Preaching to the right wing choir
Sean Hannity can really tap dance his way through a interview [“Fox Host Is Sure This Is Right” by Stephen Battaglio, Aug. 4]. Of course, this is made easy when his followers only want to hear what he says and not necessarily fact.
Allen F. Dziuk
Hannity’s propaganda methods were on full display in Battaglio’s interview: repetition, fear-mongering, name-calling, exaggeration, projection and counterfactual assertions.
Hannity mentions “the mob” and “socialism” each three times. His book title itself is meant to frighten (“On the Brink”). He engages in schoolyard taunts (“Bolshevik Bernie”), dismisses the media as a “mob,” says with the pandemic that every medical expert “got it wrong.”
It’s shameless profiteering using rhetoric tailored to anger, frighten and mislead.
I almost fell of my chair when I read Donald Trump’s leading media apologist Hannity quoted as saying that President Trump “is the most transparent politician and honest politician I’ve seen in my lifetime.” Really?
That’s like saying Charles Manson is the kindest, most empathetic gentleman who ever lived. That’s like saying lung cancer is the nicest medical condition you can have.
Bernie Sanders had it right when he described Trump as “simply a pathological liar.” He’s that and much worse. That’s why he is so dangerous to the republic.
Hannity’s cable show is tops because a third of the country is still bedazzled by this president and can’t find any other major media support that agrees.
Hannity sows fear into every broadcast he delivers, and because Fox has high production values, it gives the appearance of legitimacy.
Miracle drug hydroxychloroquine; Antifa’s violent protests and deep state theories all have a place in his hour. And he beckons viewers in with his patented “take a look” preface before cutting to the gist of his angle.
As the saying goes: “Often wrong, never in doubt.” Hannity is a salesman.
Hannity nicely reveals his true nature in his smirking answers to questions about his relationship with President Trump.
He couldn’t have been clearer if he had included a “Nyah, nyah” in his response.
He couldn’t care less about the workers he riles up with manufactured controversies while he pretends to fight for them.
No thanks, Sean. We can see you for who you are.
I feel you owe your readers and subscribers an apology for your softball Q&A with Sean Hannity interview.
You basically gave him an open forum to spew his vile and disgusting opinions even though he already has his own radio, TV and book outlets.
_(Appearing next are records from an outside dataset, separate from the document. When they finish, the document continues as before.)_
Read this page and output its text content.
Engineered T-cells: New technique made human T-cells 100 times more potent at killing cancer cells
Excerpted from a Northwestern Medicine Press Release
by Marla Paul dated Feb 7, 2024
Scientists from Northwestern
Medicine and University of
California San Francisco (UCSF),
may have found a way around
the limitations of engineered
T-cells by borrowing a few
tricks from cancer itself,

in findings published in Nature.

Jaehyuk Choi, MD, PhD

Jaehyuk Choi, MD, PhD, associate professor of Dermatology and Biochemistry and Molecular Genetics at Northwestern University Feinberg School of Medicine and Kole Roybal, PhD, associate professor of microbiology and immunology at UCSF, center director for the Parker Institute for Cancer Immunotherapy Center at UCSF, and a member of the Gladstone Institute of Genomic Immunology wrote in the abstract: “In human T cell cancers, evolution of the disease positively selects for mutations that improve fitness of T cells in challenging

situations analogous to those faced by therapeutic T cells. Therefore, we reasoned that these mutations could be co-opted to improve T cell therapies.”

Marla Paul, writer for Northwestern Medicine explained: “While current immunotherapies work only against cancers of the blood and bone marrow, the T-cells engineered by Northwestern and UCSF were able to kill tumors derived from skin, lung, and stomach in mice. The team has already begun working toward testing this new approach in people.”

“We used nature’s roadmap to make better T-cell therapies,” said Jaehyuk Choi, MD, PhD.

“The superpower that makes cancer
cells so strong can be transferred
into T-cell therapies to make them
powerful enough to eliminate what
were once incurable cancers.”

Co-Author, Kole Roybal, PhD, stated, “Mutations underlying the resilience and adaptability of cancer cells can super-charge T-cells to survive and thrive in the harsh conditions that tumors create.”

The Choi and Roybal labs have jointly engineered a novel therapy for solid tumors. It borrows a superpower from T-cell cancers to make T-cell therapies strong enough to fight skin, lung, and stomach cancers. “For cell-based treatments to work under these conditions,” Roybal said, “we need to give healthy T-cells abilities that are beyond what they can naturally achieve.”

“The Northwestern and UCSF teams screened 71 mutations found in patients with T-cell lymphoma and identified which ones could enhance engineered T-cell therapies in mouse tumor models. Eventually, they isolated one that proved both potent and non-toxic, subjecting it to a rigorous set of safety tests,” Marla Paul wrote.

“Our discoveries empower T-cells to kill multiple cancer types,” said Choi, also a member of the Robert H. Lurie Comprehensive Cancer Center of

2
A biography is not a review
I read Scott Bradfield’s review [“Exploring Dickens’ Dark, Divided Self,” Aug. 9] of A.N. Wilson’s “The Mystery of Charles Dickens” expecting to find out if the book might be worth reading.
Instead, I read a biography of Dickens’ life, which, although interesting, was not a review of the book.
The usual suspect
About halfway through The Times’ review of the movie “She Dies Tomorrow” [“More Than a Bad Feeling; It’s Like a Virus,” Aug. 7], I said to myself, “I wonder if this review was written by Justin Chang?” And guess what?
I was right.
It says something when a reviewer’s style, which includes insight and depth of analysis, is so forceful it becomes a work of art in its own right.